L’enjeu n’est peut-être pas tant d’insister sur l’autorité des apôtres que d’articuler, à cette étape du christianisme naissant, le baptême qui manifestait essentiellement alors le mouvement intérieur et volontaire d’une personne qui se repent et se convertit (selon la doctrine même de Jean Baptiste) et la venue de l’Esprit Saint, don purement gratuit de Dieu et dont les témoins de la résurrection sont les canaux privilégiés (mais pas les seuls comme on le voit pour Corneille et sa famille).
fr. Jean-François (voir « Témoins de la Parole de la Grâce », P. Bossuyt et J. Radermakers, Ed de l’Institut d’Etudes Théologiques de Bruxelles, 1995, Bruxelles, p.289)
Quel est le lien entre la présentation de Paul à l'empereur et le fait que Dieu t'accorde la vie de tous ceux qui sont sur le bateau avec toi?
Qui sont les prisonniers avec Paul?
Nous pouvons trouver quelques éléments de réponse à la première question, mais il n’y en a guère pour la seconde.
Si l’on veut comprendre l’affirmation de l’ange à Paul en 27, 24, peut-être faut-il revenir à la fin de l’exposé que Paul faisait de sa foi à Agrippa et Festus (26, 24-32) – Paul vient d’exprimer le vœu que ses auditeurs parviennent à la même expérience que lui, expérience du salut tel qu’il l’expérimente depuis le chemin de Damas. La séance est levée alors qu’à propos du Ressuscité l’affirmation de Paul manque de preuves : « tu es fou, Paul ! » s’écrie Festus. Non, il n’y a pas de preuves, il y a seulement des témoins, des personnes qui font l’expérience de la vie du ressuscité qui les remplit et les relève. C’est ici, très clairement la mise en avant du témoin par le livre des Actes : le chrétien donne à voir le Christ lui-même et au milieu des chaînes il proclame la vie avec une liberté unique – car le ressuscité lui a déjà donné le salut. Et Paul veut être témoin de cela pour les petits et les grands qui ont tous besoin de ce salut : 26, 22 « devant petits et grands ». Mais ce message peut-il être entendu ? C’est toute la question.

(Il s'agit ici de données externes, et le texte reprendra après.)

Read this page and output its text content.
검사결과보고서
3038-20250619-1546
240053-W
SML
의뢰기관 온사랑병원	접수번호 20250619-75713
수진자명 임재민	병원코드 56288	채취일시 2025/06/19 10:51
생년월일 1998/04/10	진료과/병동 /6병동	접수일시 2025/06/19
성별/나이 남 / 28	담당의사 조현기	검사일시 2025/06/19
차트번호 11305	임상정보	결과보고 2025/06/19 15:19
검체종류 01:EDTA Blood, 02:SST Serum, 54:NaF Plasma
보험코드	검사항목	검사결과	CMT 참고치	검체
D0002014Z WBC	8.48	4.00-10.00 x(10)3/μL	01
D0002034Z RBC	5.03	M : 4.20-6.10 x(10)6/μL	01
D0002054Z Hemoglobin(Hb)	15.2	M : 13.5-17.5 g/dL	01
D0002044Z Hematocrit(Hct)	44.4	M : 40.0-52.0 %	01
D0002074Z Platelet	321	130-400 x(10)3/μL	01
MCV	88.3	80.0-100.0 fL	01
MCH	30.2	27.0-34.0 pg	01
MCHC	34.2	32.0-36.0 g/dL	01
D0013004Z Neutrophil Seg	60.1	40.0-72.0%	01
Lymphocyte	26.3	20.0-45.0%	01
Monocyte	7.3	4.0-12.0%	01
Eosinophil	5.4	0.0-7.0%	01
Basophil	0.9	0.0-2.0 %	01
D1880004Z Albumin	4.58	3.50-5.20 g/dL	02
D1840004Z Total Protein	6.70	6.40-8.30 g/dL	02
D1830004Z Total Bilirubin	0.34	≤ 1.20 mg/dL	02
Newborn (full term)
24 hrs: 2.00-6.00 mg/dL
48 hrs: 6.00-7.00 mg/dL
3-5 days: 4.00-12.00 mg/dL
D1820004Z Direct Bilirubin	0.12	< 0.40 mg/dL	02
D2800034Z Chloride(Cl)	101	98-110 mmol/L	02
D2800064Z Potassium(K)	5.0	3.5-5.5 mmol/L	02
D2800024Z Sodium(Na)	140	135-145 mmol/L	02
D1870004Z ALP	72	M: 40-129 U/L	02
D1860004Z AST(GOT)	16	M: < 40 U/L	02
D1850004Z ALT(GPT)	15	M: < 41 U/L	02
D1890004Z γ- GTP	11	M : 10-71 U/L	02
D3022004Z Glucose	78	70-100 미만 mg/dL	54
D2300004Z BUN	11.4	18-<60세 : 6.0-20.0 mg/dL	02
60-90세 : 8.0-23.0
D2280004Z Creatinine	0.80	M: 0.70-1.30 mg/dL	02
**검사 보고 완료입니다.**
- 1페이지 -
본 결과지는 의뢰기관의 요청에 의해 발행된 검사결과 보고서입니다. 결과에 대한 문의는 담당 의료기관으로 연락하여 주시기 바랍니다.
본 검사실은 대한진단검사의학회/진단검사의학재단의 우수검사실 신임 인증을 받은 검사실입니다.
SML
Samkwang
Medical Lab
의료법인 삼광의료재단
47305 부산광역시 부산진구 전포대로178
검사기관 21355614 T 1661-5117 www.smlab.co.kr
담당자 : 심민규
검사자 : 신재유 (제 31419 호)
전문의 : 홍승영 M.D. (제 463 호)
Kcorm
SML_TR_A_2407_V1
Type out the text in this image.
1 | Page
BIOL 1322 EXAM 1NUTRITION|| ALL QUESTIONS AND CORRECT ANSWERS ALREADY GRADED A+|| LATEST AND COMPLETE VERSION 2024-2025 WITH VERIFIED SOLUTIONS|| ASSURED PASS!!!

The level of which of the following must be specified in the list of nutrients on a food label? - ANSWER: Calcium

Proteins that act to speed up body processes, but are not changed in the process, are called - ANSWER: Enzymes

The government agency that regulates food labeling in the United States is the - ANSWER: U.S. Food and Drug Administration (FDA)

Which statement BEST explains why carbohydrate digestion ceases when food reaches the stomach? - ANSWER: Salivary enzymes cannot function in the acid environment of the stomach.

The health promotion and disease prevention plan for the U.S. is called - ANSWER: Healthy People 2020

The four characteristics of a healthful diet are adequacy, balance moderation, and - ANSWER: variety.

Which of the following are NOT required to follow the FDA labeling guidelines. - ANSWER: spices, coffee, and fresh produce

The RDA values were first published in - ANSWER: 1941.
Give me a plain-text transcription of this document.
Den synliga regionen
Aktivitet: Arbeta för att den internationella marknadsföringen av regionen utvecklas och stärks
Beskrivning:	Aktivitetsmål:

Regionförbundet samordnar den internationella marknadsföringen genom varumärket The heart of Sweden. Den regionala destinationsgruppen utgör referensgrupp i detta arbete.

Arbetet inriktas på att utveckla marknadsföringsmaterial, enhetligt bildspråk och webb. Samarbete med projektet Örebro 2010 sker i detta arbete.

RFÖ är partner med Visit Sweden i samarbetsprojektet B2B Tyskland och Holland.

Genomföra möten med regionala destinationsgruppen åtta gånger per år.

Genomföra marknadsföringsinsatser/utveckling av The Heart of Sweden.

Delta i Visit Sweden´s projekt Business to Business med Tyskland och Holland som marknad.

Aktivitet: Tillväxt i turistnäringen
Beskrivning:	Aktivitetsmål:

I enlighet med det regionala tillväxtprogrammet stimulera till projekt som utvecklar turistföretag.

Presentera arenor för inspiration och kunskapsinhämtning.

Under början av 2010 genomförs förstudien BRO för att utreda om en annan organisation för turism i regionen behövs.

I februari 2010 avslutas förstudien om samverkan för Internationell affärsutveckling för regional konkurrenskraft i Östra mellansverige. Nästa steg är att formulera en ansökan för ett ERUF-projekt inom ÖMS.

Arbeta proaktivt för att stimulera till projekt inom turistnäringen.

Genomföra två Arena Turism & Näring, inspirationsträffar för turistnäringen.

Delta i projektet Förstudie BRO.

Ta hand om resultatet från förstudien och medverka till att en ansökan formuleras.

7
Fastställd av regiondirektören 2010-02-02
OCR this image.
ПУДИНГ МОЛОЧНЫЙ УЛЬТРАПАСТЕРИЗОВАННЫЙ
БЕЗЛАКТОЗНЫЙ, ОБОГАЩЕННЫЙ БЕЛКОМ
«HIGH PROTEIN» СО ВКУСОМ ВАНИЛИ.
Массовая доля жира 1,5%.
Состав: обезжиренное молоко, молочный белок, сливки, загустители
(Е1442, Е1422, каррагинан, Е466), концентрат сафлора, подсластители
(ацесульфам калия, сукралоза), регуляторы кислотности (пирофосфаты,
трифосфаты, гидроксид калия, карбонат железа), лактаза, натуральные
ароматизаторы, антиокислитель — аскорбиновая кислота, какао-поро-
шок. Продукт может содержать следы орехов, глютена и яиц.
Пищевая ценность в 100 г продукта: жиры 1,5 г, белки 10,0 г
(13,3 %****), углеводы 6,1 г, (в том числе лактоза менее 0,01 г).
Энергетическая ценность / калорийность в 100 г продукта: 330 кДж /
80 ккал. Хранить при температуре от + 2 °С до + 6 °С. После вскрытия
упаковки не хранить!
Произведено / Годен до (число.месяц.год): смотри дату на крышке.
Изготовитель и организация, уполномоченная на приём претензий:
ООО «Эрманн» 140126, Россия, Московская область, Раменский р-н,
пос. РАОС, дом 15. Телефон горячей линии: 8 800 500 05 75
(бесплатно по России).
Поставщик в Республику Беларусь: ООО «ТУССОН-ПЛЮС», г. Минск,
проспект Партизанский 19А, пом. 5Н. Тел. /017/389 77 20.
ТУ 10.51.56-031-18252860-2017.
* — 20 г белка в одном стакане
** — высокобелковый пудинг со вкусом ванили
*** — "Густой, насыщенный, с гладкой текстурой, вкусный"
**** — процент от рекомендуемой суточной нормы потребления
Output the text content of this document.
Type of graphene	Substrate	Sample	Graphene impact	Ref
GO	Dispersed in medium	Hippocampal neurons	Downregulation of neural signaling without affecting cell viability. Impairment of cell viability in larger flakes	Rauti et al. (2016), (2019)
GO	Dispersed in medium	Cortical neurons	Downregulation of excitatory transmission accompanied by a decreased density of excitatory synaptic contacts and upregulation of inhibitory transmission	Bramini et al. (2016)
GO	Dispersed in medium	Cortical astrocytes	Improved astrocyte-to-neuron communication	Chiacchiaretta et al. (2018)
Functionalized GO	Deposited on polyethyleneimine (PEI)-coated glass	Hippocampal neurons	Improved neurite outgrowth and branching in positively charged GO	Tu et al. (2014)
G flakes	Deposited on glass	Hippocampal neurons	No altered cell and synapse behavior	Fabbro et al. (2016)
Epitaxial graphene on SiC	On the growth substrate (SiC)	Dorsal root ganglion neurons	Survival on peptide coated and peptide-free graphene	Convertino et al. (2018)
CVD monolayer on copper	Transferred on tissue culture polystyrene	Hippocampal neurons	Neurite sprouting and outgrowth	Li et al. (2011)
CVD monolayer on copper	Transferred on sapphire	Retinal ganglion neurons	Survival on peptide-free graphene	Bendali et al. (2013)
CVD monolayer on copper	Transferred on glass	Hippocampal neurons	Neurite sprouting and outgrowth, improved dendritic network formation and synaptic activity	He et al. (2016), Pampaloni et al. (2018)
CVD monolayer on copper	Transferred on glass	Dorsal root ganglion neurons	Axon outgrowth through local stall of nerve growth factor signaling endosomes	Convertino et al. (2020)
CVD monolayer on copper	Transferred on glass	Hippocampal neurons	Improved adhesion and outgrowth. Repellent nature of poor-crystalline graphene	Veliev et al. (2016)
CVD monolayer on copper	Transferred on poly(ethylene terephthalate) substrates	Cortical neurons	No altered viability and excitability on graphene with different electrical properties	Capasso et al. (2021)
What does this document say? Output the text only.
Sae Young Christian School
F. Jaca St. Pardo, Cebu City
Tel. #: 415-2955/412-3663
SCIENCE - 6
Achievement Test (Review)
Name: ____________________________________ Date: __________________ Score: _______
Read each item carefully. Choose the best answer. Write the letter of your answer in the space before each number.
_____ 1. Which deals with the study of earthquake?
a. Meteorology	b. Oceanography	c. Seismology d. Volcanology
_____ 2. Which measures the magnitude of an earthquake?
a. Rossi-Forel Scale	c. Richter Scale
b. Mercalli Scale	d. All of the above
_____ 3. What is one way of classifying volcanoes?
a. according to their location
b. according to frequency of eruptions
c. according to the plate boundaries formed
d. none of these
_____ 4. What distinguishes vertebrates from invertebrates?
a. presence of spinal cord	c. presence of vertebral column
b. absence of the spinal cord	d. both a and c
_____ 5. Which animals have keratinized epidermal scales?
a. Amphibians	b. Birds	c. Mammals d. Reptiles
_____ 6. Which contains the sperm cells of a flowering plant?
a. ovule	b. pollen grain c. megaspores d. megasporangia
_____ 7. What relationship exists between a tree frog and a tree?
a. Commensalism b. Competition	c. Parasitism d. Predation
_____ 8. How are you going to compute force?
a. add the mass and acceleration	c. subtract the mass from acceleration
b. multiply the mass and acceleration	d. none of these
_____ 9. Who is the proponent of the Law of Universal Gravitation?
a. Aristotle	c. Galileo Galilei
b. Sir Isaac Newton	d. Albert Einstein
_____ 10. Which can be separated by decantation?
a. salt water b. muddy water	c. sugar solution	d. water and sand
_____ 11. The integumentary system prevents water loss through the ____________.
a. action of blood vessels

Dans la suite, et au cours du voyage, s’esquisse une réponse : le témoin porte sur lui la marque de la promesse du salut en Jésus-Christ. C’est plus qu’une marque, c’est même de la part de Dieu un acte : la vie du Christ se communique par le témoin. Et le lieu même où le message peut-être entendu, où le salut peut être reçu, c’est là où il n’y a plus de salut à attendre : ils s’attendaient à mourir, après l’erreur qu’ils ont faite de prendre la mer en une saison où la navigation devenait risquée. Là, le salut de Dieu demeure pourtant offert et Paul qui en témoigne pour les petits et les grands est ici, à l’image du Christ, celui qui, au milieu du désastre (rappelant la Passion de Jésus), fait briller l’espérance et la promesse de Dieu. On peut être un peu dérouté par cette importance donnée à Paul : Dieu lui donne la vie de ceux qui naviguent avec lui ; c’est une étonnante proximité avec ce que Dieu a donné à Jésus.
Mais c’est cohérent avec l’esprit des Actes, et avec l’esprit de l’Evangile : Nous portons par l’Esprit, en des vases d’argile certes, mais vraiment, la puissance de la Parole de Dieu, la force de la charité, la lumière du ressuscité et avons à rester attentifs, surtout en situation de faiblesse, à ceux que Dieu peut relever par notre témoignage – ce qui ne signifie pas « notre érudition » mais d’abord « notre expérience vécu du salut en Jésus-Christ ».